Belgian elections: advantage the left, the right and the Greens

The center-right coalition government suffered reverses even as the left-wing Workers’ Party of Belgium and the Flemish-nationalist right-wing party, Vlaams Belang, made significant gains

May 29, 2019 by Muhammed Shabeer
No party has got a majority on its own in the parliament. Photo: Politico

Federal elections in Belgium on May 26 resulted in a political upset in the country, with parties in the ruling coalition suffering a huge setback. The results were announced on May 27. The right-wing Flemish nationalist party, Vlaams Belang (VB), made huge gains in the Dutch-speaking northern region. The Workers Party of Belgium (PTB/PVDA) made big gains in the elections and the green party, Ecolo, also made significant gains in the French-speaking southern Belgium. Despite loss of seats and votes, the right-wing New Flemish Alliance (N-VA) remained the largest party in the country. Meanwhile, the liberal-French Reformist Movement (MR) party, Flemish Christian-democrat CD&V party and Flemish-liberal Open VLD party lost a significant number of seats.

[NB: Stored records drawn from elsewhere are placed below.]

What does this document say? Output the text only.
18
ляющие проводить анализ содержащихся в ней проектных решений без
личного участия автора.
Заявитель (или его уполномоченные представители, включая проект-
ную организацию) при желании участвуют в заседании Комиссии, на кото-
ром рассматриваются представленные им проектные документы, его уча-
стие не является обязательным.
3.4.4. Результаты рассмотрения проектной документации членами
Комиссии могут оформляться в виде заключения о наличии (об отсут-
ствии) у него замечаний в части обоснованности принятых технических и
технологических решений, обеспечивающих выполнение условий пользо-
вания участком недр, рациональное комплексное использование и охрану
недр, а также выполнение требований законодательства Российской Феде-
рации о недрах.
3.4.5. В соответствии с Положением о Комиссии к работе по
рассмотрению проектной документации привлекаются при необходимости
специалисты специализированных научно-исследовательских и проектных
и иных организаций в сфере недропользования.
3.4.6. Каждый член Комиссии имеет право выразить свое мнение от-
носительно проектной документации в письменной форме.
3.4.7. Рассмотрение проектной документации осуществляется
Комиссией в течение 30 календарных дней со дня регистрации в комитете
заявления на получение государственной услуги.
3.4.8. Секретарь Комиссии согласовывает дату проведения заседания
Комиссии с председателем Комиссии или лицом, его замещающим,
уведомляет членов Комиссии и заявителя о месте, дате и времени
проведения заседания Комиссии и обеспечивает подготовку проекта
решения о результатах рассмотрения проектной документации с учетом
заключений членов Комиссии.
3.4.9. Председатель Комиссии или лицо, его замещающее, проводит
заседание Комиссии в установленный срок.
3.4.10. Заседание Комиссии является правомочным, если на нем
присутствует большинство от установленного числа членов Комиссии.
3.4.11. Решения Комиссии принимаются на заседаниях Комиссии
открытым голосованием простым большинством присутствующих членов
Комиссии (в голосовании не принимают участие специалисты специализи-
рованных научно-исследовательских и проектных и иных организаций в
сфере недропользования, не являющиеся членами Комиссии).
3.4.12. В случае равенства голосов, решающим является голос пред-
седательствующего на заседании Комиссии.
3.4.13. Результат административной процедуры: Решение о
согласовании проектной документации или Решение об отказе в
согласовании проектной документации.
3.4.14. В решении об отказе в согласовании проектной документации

The center-right ruling coalition, consisting of N-VA, CD&V, Open Vld and MR, led by prime minister Charles Michel (MR), lost almost 22 seats and got only 63, which is 13 seats short of the 76-seat mark needed for a majority in the 150-seat parliament. The Christian-Democrat CDH party got five seats and the social-liberal DEFI got 2 seats.

The major opposition, Socialist Party (PS), also lost three seats and won only 20 seats in the new assembly. The Workers Party of Belgium (PTB) made huge gains from just 2 to 12 seats and increased their vote share by 8.62%. Ecolo’s seats increased from 6 to 13, gaining 6.14% votes. Another green party, Groen, won 8 seats with 6.10% votes. The socialist sp.a got 9 seats in the new house.

In effect, the Dutch-speaking northern region of Flanders voted for the right-wing and the French-speaking Wallonia gave leftist parties a clear win. The electoral outcome shows a clear division between the two major linguistic communities in the country, which makes it very difficult for parties to form the government.

PTB president Peter Mertens said the results were a shock for the traditional parties. He said the people have expressed a vote of anger across the country because of the real social problems caused by austerity policies.

Politico reported that Belgium’s King Philippe is expected to first mandate someone to hold exploratory talks, as he did after the last elections. This is due to the fact that no party has a clear majority.

Of the 21 seats in the European Parliament from Belgium, N-VA got four seats, Open Vld, PS and MR got three seats each, CD&V got 2 seats, and Ecolo, Groen, sp.a and VB got one seat each. Marc Botenga became the first elected member of the European Parliament (MEP) from the Workers Party of Belgium (PTB/PVDA).

On May 26, elections to the regional parliaments in the country were also held along with the elections to the federal parliament and the European Parliament.